The banking sector of Bangladesh has many opportunities, such as increasing financial inclusion, expanding digital banking, diversifying products and services, tapping into new markets and segments, enhancing customer satisfaction, improving efficiency and innovation, strengthening governance and compliance, and contributing to sustainable development. These opportunities can help the banking sector of Bangladesh to increase its profitability and market share, improve its resilience and performance, and support the economic and social development of the country.
What are the future prospects of the banking sector of Bangladesh?

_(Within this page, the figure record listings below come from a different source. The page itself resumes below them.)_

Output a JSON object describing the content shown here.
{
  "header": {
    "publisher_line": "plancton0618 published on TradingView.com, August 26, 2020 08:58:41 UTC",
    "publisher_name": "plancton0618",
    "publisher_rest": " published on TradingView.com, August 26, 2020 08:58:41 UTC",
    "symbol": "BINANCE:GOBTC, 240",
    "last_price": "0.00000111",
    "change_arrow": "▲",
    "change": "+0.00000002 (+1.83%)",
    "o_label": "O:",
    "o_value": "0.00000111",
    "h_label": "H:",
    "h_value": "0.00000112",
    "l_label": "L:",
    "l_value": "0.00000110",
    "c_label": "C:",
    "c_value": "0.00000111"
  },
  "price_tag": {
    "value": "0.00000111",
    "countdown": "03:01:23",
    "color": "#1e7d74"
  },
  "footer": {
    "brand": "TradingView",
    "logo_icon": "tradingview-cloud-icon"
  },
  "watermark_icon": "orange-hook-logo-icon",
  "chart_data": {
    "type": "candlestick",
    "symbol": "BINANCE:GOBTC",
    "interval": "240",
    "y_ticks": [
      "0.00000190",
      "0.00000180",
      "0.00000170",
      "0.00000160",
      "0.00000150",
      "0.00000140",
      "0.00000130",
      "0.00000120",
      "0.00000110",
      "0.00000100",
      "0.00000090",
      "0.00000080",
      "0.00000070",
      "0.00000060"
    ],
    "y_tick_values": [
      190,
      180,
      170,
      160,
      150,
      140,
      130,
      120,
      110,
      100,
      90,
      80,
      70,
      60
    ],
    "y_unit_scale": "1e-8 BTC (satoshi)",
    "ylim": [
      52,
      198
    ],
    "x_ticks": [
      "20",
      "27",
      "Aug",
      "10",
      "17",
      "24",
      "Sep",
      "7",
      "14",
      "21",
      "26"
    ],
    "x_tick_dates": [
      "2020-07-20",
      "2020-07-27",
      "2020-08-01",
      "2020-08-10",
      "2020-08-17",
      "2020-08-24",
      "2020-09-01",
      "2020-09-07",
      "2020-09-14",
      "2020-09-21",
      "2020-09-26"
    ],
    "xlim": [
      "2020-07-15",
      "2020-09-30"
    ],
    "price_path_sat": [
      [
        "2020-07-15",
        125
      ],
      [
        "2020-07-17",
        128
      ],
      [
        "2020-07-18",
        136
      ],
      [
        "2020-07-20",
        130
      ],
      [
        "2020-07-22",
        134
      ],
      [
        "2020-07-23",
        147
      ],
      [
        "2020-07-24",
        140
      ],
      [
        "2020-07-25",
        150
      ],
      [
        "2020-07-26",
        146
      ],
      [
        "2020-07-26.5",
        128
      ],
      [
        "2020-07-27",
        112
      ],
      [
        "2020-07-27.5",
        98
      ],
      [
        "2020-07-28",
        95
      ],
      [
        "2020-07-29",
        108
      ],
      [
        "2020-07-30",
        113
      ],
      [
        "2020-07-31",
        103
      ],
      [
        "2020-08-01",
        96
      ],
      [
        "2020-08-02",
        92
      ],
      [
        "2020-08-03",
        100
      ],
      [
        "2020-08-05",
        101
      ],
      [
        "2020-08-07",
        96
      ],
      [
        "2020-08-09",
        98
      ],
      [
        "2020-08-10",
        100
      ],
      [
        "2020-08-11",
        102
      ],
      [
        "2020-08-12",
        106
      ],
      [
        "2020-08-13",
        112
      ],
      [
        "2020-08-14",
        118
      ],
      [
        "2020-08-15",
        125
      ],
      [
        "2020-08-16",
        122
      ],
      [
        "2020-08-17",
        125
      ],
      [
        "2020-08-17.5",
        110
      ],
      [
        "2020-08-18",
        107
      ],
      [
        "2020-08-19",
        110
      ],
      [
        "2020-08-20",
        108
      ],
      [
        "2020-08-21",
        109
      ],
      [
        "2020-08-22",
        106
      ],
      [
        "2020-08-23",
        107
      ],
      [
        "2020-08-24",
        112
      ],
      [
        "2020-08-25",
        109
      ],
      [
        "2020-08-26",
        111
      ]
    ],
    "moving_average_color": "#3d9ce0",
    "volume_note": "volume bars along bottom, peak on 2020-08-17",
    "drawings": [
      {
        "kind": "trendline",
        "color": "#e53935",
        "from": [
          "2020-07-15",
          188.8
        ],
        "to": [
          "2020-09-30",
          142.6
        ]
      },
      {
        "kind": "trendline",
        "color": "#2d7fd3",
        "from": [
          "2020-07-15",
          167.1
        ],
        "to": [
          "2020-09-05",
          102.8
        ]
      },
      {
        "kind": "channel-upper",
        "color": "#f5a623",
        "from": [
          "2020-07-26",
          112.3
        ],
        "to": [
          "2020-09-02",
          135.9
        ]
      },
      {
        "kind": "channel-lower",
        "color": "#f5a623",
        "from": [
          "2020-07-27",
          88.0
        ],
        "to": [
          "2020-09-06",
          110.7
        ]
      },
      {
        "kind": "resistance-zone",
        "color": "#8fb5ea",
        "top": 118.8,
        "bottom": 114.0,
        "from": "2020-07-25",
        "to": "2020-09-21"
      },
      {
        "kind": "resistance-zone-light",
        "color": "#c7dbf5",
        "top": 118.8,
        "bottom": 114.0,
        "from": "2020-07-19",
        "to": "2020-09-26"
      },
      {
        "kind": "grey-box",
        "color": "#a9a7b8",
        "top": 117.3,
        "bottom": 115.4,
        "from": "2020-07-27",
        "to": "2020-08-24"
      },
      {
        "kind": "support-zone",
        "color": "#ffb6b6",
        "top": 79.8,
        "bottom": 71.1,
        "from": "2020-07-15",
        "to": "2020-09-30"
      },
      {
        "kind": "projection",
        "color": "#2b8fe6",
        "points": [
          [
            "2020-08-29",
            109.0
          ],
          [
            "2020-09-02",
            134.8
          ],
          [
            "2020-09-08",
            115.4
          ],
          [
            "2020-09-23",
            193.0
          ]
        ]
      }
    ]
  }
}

The future prospects of the banking sector of Bangladesh depend on various factors, such as the macroeconomic situation, the regulatory environment, the competitive landscape, the technological advancement, and the customer behavior. The banking sector of Bangladesh is expected to grow at a moderate pace in the next few years, driven by the recovery of the economy, the expansion of credit, the adoption of digital banking, and the improvement of governance and regulation. However, the banking sector of Bangladesh also faces many uncertainties and risks, such as the evolution of the COVID-19 pandemic and its variants, the volatility of the global financial markets, the emergence of new competitors and disruptors, and the changing expectations and preferences of customers. Therefore, the banking sector of Bangladesh needs to be agile, adaptive, and proactive to seize the opportunities and overcome the challenges in the dynamic and complex environment.
Conclusion
In conclusion, the banking sector of Bangladesh has come a long way since its inception. The industry has undergone significant changes, and it continues to evolve. While there are challenges facing the industry, there are also several opportunities for growth and expansion. As a banker, it is essential to have a comprehensive and well-rounded perspective on the industry to navigate the complex and dynamic landscape successfully.